Moving forward, Stora will kick off a €120m profit protection programme in order to protect against the uncertain economic outlook of the year ahead. Key steps in the plan, which is hoped to see full payoff by the end of 2020, will include cost reductions at the company’s Ala and Imavere sawmills in Sweden and Estonia respectively.
Its sixth paper machine at the Finnish Imatra mill will also be decommissioned. With a production capacity of 90,000 tonnes/yr of consumer board, it was described by Stora as a “small machine that has reached its end-of-life”. Closure will result in the loss of the equivalent of 80 full-time jobs.
The machine is set to shut down in either Q3 or by the end of 2019.
Measures in Sweden and Estonia will be enacted to reduce costs and increase productivity, with an equivalent to 35 full-time jobs lost in the process.
In January, Stora completed negotiations that would allow it, if needed, to temporarily lay off employees at its Oulu pulp mill in Finland for a maximum of 90 days in the first half of 2019.
Chief executive Karl-Herik Sundström said: “With reference to current geopolitical developments, there is a notable risk of escalation in protectionist measures to the extent that global trade could materially shrink.
“This would have major knock-on effects for inflation, business sentiment, consumer outlook and ultimately global economic growth.
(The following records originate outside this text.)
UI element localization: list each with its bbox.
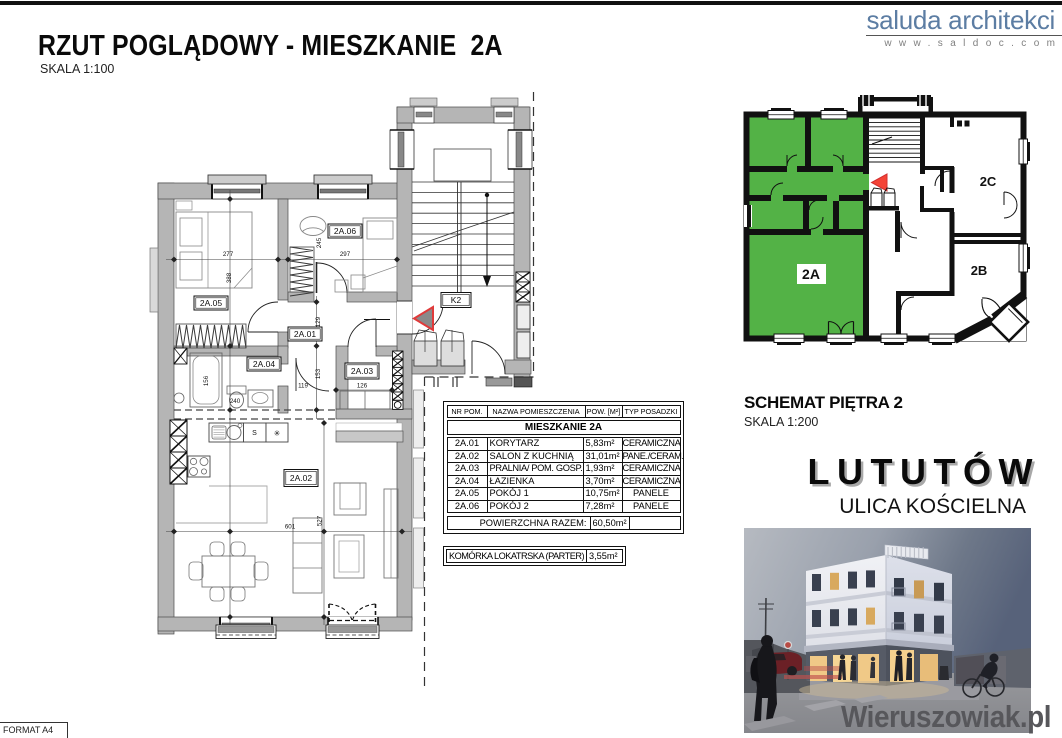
svg-text:2A.03: 2A.03: [351, 366, 373, 376]
svg-text:2A: 2A: [802, 266, 820, 282]
svg-text:297: 297: [340, 251, 351, 258]
svg-text:2A.01: 2A.01: [294, 329, 316, 339]
svg-text:2A.06: 2A.06: [334, 226, 356, 236]
svg-text:245: 245: [316, 237, 323, 248]
svg-text:129: 129: [315, 316, 322, 327]
svg-text:277: 277: [223, 251, 234, 258]
svg-text:388: 388: [226, 272, 233, 283]
svg-text:2A.02: 2A.02: [290, 473, 312, 483]
svg-text:153: 153: [315, 368, 322, 379]
svg-text:✳: ✳: [274, 429, 281, 438]
svg-text:2B: 2B: [971, 263, 988, 278]
svg-text:K2: K2: [451, 295, 462, 305]
svg-text:601: 601: [285, 524, 296, 531]
svg-text:2C: 2C: [980, 174, 997, 189]
svg-text:2A.04: 2A.04: [253, 359, 275, 369]
svg-text:2A.05: 2A.05: [200, 298, 222, 308]
svg-text:240: 240: [230, 398, 241, 405]
svg-text:527: 527: [317, 515, 324, 526]
svg-text:126: 126: [357, 383, 368, 390]
svg-text:S: S: [252, 430, 257, 437]
svg-text:156: 156: [203, 375, 210, 386]
svg-text:119: 119: [298, 383, 308, 390]
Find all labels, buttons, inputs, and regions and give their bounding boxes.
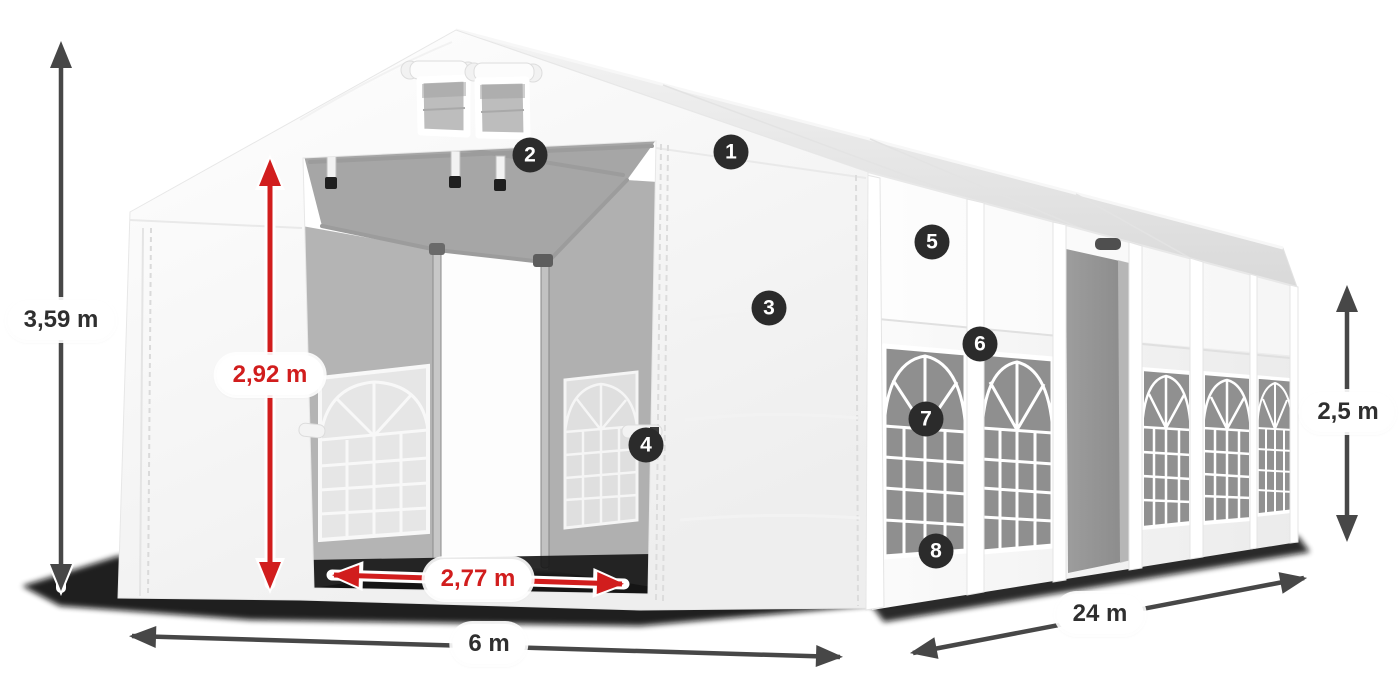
hotspot-badge-5[interactable]: 5 [915, 225, 950, 260]
interior-window-right [565, 372, 637, 528]
interior-through-opening [441, 252, 541, 568]
side-wall-opening [1066, 238, 1131, 573]
side-window-3 [1142, 369, 1191, 528]
side-window-5 [1257, 377, 1293, 515]
hotspot-badge-2[interactable]: 2 [513, 138, 548, 173]
hotspot-badge-6[interactable]: 6 [963, 327, 998, 362]
side-window-4 [1203, 373, 1251, 523]
dimension-label-entrance-height: 2,92 m [217, 355, 324, 395]
hotspot-badge-8[interactable]: 8 [919, 534, 954, 569]
side-window-2 [982, 353, 1053, 552]
interior-window-left [320, 366, 428, 540]
tent-interior [302, 133, 658, 596]
hotspot-badge-3[interactable]: 3 [752, 291, 787, 326]
dimension-label-total-height: 3,59 m [8, 300, 115, 340]
side-window-1 [884, 346, 966, 557]
hotspot-badge-4[interactable]: 4 [629, 428, 664, 463]
tent-dimensions-diagram: 3,59 m 2,92 m 2,77 m 6 m 24 m 2,5 m 1 2 … [0, 0, 1400, 700]
dimension-label-entrance-width: 2,77 m [425, 559, 532, 599]
dimension-label-side-height: 2,5 m [1301, 392, 1394, 432]
dimension-label-front-width: 6 m [452, 624, 525, 664]
dimension-label-side-length: 24 m [1057, 594, 1144, 634]
hotspot-badge-1[interactable]: 1 [714, 135, 749, 170]
hotspot-badge-7[interactable]: 7 [909, 402, 944, 437]
tent-illustration [0, 0, 1400, 700]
Therefore, we have started to implement a profit protection programme of €120m to be kicked off immediately, to better prepare for potential market weakness.”
Operational EBIT at Stora for Q1 2019 is predicted to land between €260-350m, with annual maintenance scheduled at its Veracel pulp mill in Brazil and Ostrołęka containerboard mill in Poland expected to be €20m more expensive than scheduled maintenance carried out in Q1 2018.
Sundström added: “In these times of increased uncertainty and less visibility, 2019 is expected to continue in line with 2018 for us, provided that the current trading conditions do not significantly change.
“I expect growth in demand to continue for all our businesses except for European paper, for which demand is forecast to continue to decline in 2019. Our sales are expected to be higher and costs are forecast to increase in 2019 compared to 2018.
“We will implement measures to mitigate these cost increases and the increased uncertainties with our profit protection programme.”
Stora Enso had not responded to request for further comment at the time of writing.